Comments are invited on: (a) Whether the proposed collection of information is necessary for the proper performance of the functions of the agency, including whether the information shall have practical utility; (b) the accuracy of the agency's estimate of the burden of the proposed collection of information; (c) ways to enhance the quality, utility, and clarity of the information to be collected; and (d) ways to minimize the burden of the collection of information on respondents, including through the use of automated collection techniques or other forms of information technology. Send comments to Seleda Perryman, CDC Assistant Reports Clearance Officer, 1600 Clifton Road, MS-D24, Atlanta, GA 30333. Written comments should be received within 60 days of this notice.

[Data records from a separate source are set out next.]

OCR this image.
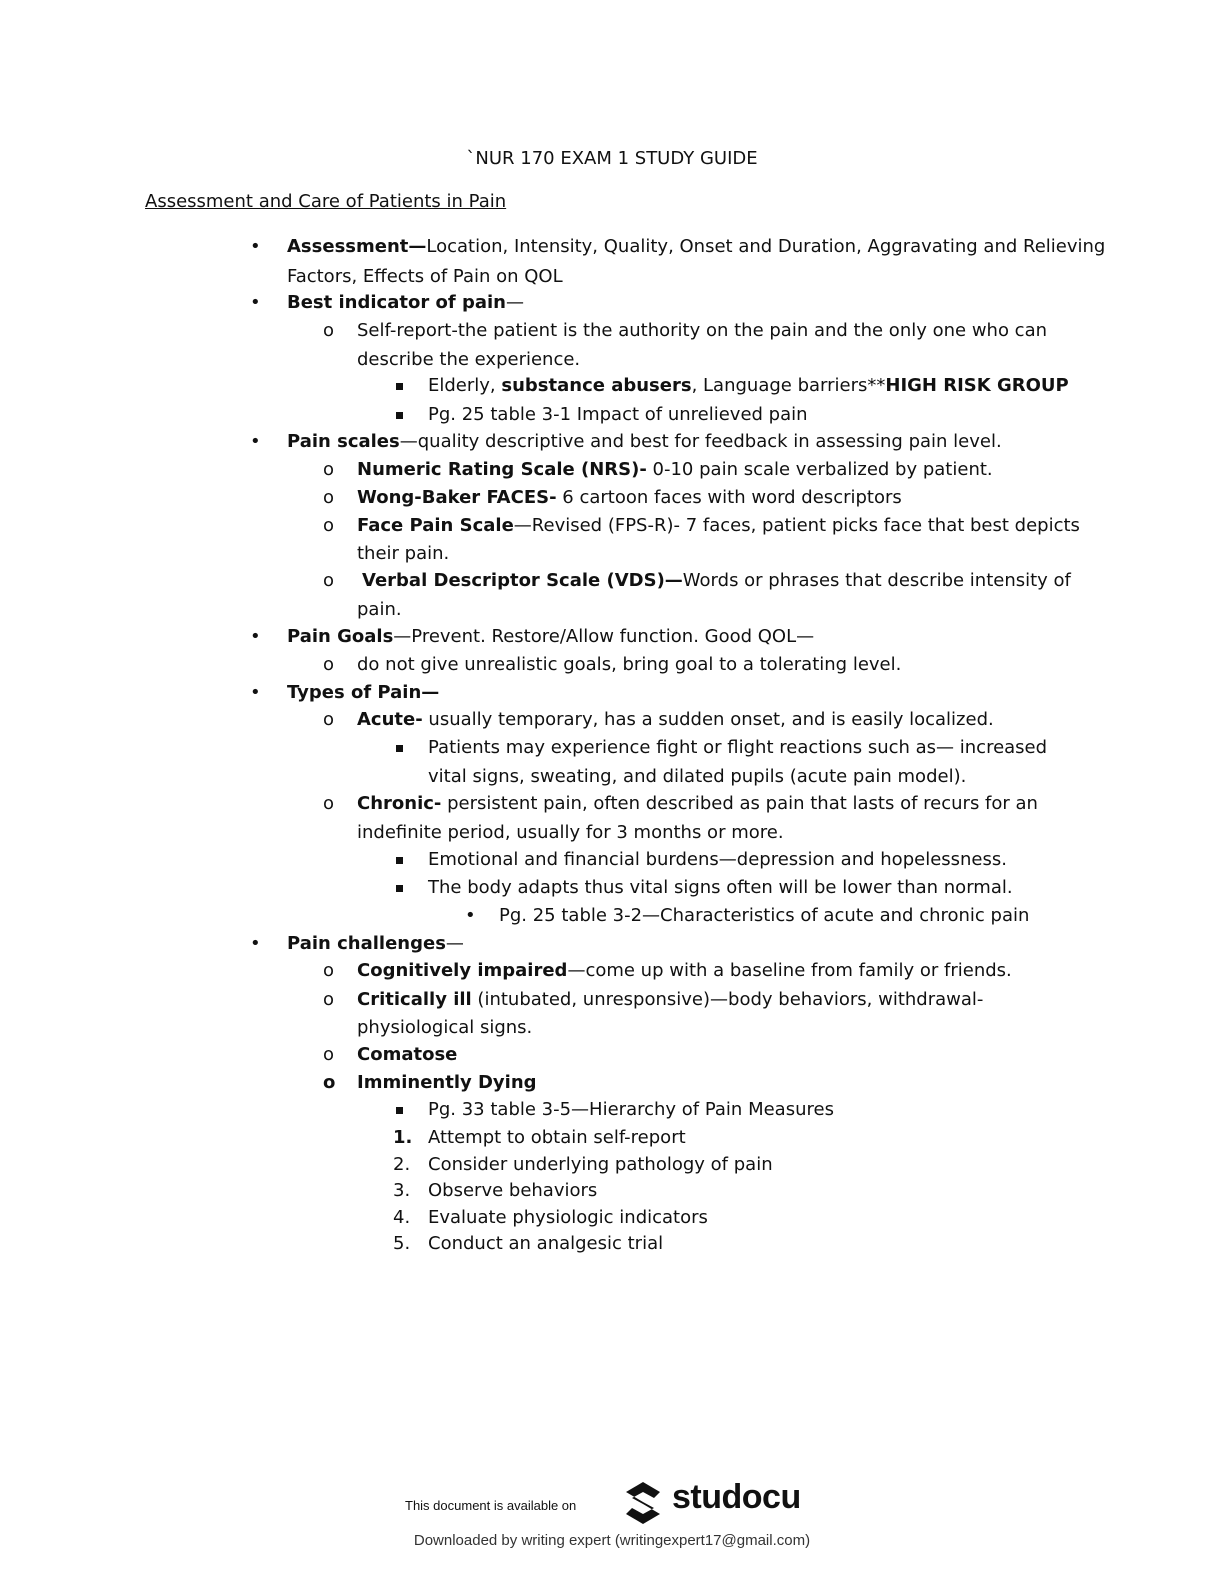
`NUR 170 EXAM 1 STUDY GUIDE
Assessment and Care of Patients in Pain
• Assessment—Location, Intensity, Quality, Onset and Duration, Aggravating and Relieving
Factors, Effects of Pain on QOL
• Best indicator of pain—
o Self-report-the patient is the authority on the pain and the only one who can
describe the experience.
Elderly, substance abusers, Language barriers**HIGH RISK GROUP
Pg. 25 table 3-1 Impact of unrelieved pain
• Pain scales—quality descriptive and best for feedback in assessing pain level.
o Numeric Rating Scale (NRS)- 0-10 pain scale verbalized by patient.
o Wong-Baker FACES- 6 cartoon faces with word descriptors
o Face Pain Scale—Revised (FPS-R)- 7 faces, patient picks face that best depicts
their pain.
o Verbal Descriptor Scale (VDS)—Words or phrases that describe intensity of
pain.
• Pain Goals—Prevent. Restore/Allow function. Good QOL—
o do not give unrealistic goals, bring goal to a tolerating level.
• Types of Pain—
o Acute- usually temporary, has a sudden onset, and is easily localized.
Patients may experience fight or flight reactions such as— increased
vital signs, sweating, and dilated pupils (acute pain model).
o Chronic- persistent pain, often described as pain that lasts of recurs for an
indefinite period, usually for 3 months or more.
Emotional and financial burdens—depression and hopelessness.
The body adapts thus vital signs often will be lower than normal.
• Pg. 25 table 3-2—Characteristics of acute and chronic pain
• Pain challenges—
o Cognitively impaired—come up with a baseline from family or friends.
o Critically ill (intubated, unresponsive)—body behaviors, withdrawal-
physiological signs.
o Comatose
o Imminently Dying
Pg. 33 table 3-5—Hierarchy of Pain Measures
1. Attempt to obtain self-report
2. Consider underlying pathology of pain
3. Observe behaviors
4. Evaluate physiologic indicators
5. Conduct an analgesic trial
This document is available on	studocu
Downloaded by writing expert (writingexpert17@gmail.com)
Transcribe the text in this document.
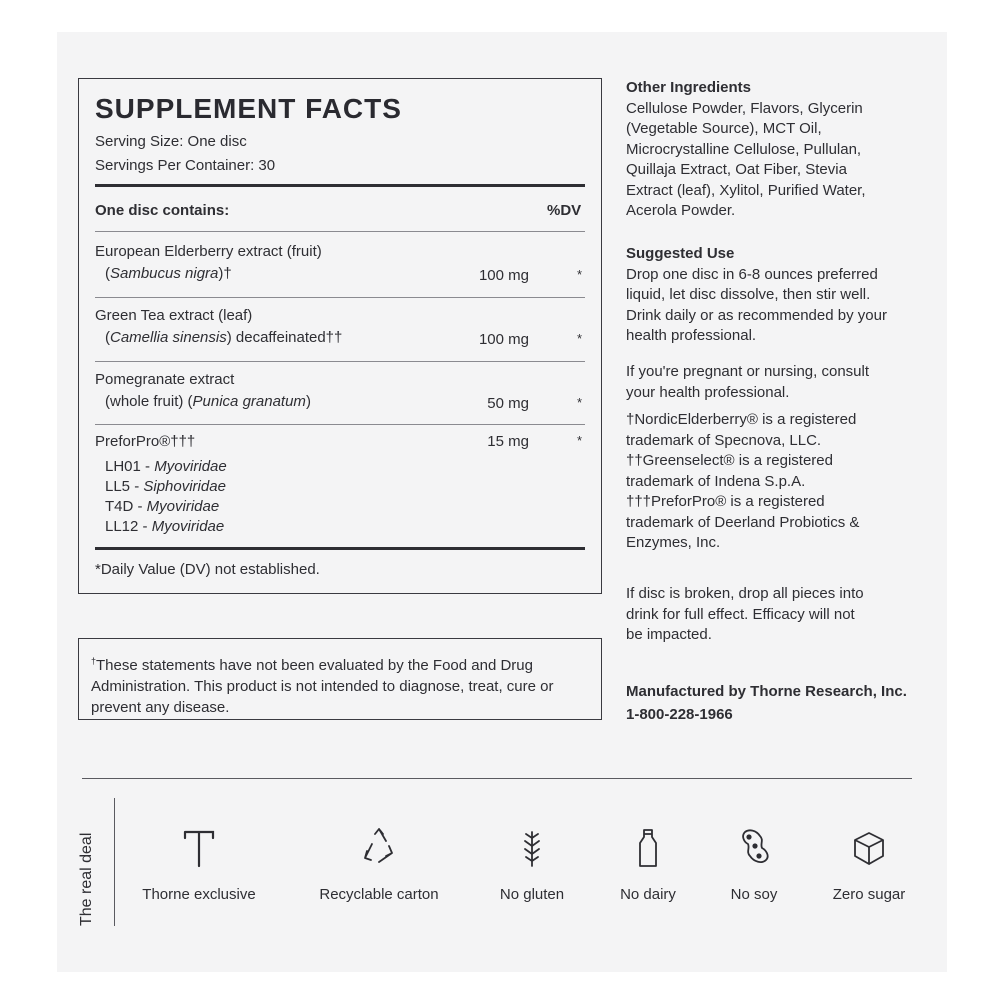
SUPPLEMENT FACTS
Serving Size: One disc
Servings Per Container: 30
One disc contains:	%DV
European Elderberry extract (fruit)
(Sambucus nigra)†	100 mg	*
Green Tea extract (leaf)
(Camellia sinensis) decaffeinated††	100 mg	*
Pomegranate extract
(whole fruit) (Punica granatum)	50 mg	*
PreforPro®†††	15 mg	*
LH01 - Myoviridae
LL5 - Siphoviridae
T4D - Myoviridae
LL12 - Myoviridae
*Daily Value (DV) not established.
†These statements have not been evaluated by the Food and Drug Administration. This product is not intended to diagnose, treat, cure or prevent any disease.
Other Ingredients
Cellulose Powder, Flavors, Glycerin
(Vegetable Source), MCT Oil,
Microcrystalline Cellulose, Pullulan,
Quillaja Extract, Oat Fiber, Stevia
Extract (leaf), Xylitol, Purified Water,
Acerola Powder.
Suggested Use
Drop one disc in 6-8 ounces preferred
liquid, let disc dissolve, then stir well.
Drink daily or as recommended by your
health professional.
If you're pregnant or nursing, consult
your health professional.
†NordicElderberry® is a registered
trademark of Specnova, LLC.
††Greenselect® is a registered
trademark of Indena S.p.A.
†††PreforPro® is a registered
trademark of Deerland Probiotics &
Enzymes, Inc.
If disc is broken, drop all pieces into
drink for full effect. Efficacy will not
be impacted.
Manufactured by Thorne Research, Inc.
1-800-228-1966
The real deal	Thorne exclusive	Recyclable carton	No gluten	No dairy	No soy	Zero sugar
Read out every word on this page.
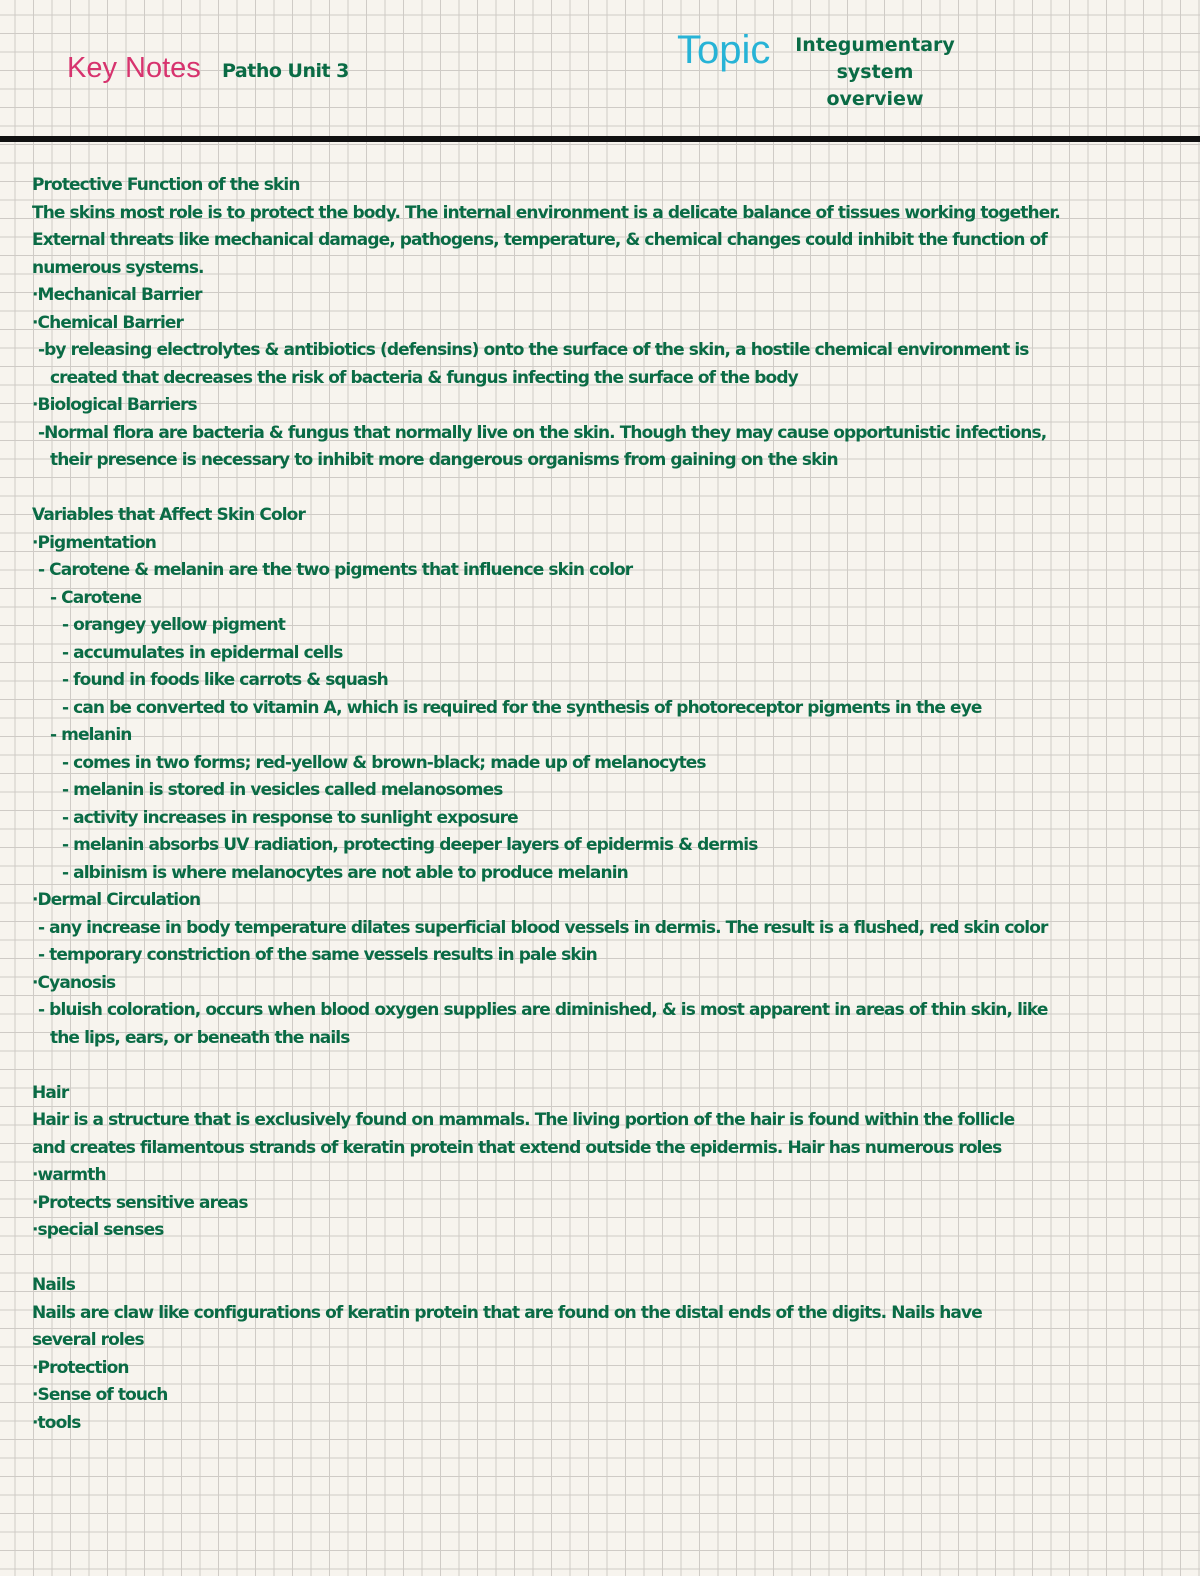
Key Notes Patho Unit 3	Topic Integumentary
system
overview
Protective Function of the skin
The skins most role is to protect the body. The internal environment is a delicate balance of tissues working together.
External threats like mechanical damage, pathogens, temperature, & chemical changes could inhibit the function of
numerous systems.
·Mechanical Barrier
·Chemical Barrier
-by releasing electrolytes & antibiotics (defensins) onto the surface of the skin, a hostile chemical environment is
created that decreases the risk of bacteria & fungus infecting the surface of the body
·Biological Barriers
-Normal flora are bacteria & fungus that normally live on the skin. Though they may cause opportunistic infections,
their presence is necessary to inhibit more dangerous organisms from gaining on the skin
Variables that Affect Skin Color
·Pigmentation
- Carotene & melanin are the two pigments that influence skin color
- Carotene
- orangey yellow pigment
- accumulates in epidermal cells
- found in foods like carrots & squash
- can be converted to vitamin A, which is required for the synthesis of photoreceptor pigments in the eye
- melanin
- comes in two forms; red-yellow & brown-black; made up of melanocytes
- melanin is stored in vesicles called melanosomes
- activity increases in response to sunlight exposure
- melanin absorbs UV radiation, protecting deeper layers of epidermis & dermis
- albinism is where melanocytes are not able to produce melanin
·Dermal Circulation
- any increase in body temperature dilates superficial blood vessels in dermis. The result is a flushed, red skin color
- temporary constriction of the same vessels results in pale skin
·Cyanosis
- bluish coloration, occurs when blood oxygen supplies are diminished, & is most apparent in areas of thin skin, like
the lips, ears, or beneath the nails
Hair
Hair is a structure that is exclusively found on mammals. The living portion of the hair is found within the follicle
and creates filamentous strands of keratin protein that extend outside the epidermis. Hair has numerous roles
·warmth
·Protects sensitive areas
·special senses
Nails
Nails are claw like configurations of keratin protein that are found on the distal ends of the digits. Nails have
several roles
·Protection
·Sense of touch
·tools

Proposed Project: Lessons Learned from Emergency Medical Responses to Chemically-Contaminated Patients—New—Agency for Toxic Substances and Disease Registry (ATSDR). Since the September 11, 2001, World Trade Center Attack, there has been increased interest in improving medical preparedness for contaminated casualties. Anecdotal evidence and observations from non-chemical disasters suggests that medical planning may be based on some assumptions that Start Printed Page 46644are invalid. For example, planning is often based on the following assumptions: (1) That victims will be decontaminated by first responders on the scene; (2) that victims will be transported by ambulances that can be directed to a hospital designated for contaminated casualties; and (3) that hospitals will receive advance notice that casualties will be arriving, so that special preparations can me made to receive them (e.g., lining floors and walls with plastic tarps; donning respirators and chemical resistant clothing).
We propose assessing 10 incidents over a three-year period involving patients treated at hospitals for actual or possible contamination by chemicals which could pose a threat of illness or injury to the hospital staff that treat them. Data will be collected not only from hospitals but from other emergency medical and public safety organizations, and even members of the public who have become involved in the response. This is because the actions of these groups can have a profound effect on how hospitals carry out their emergency tasks. The lessons-learned during these responses will be collected by a field research team using semi-structured, open-ended interviews of those involved in the responses, for example: patients and their families, hospital staff, police, firefighters, emergency medical technicians, emergency dispatchers, and others who have knowledge of the response.
Certain standardized data will also be collected, such as: number of victims, chemical identity, distribution of casualties among area hospitals, time of incident, time of hospital notification, type of protective clothing and respiratory protection used by hospital staff. A review of the existing field disaster research literature has failed to identify other studies that have collected this type of information. The results of the project will be used to develop and update training materials for hospitals and other emergency responders. There are no costs to respondents.
|Respondents||Number of respondents||Number of responses per respondent||Average burden per response (in hours)||Total burden (in hours)|
|Patients and/or Family||40||2||1||80|
Dated: July 31, 2003.
Thomas A. Bartenfeld,
Acting Associate Director for Policy, Planning and Evaluation, Centers for Disease Control and Prevention.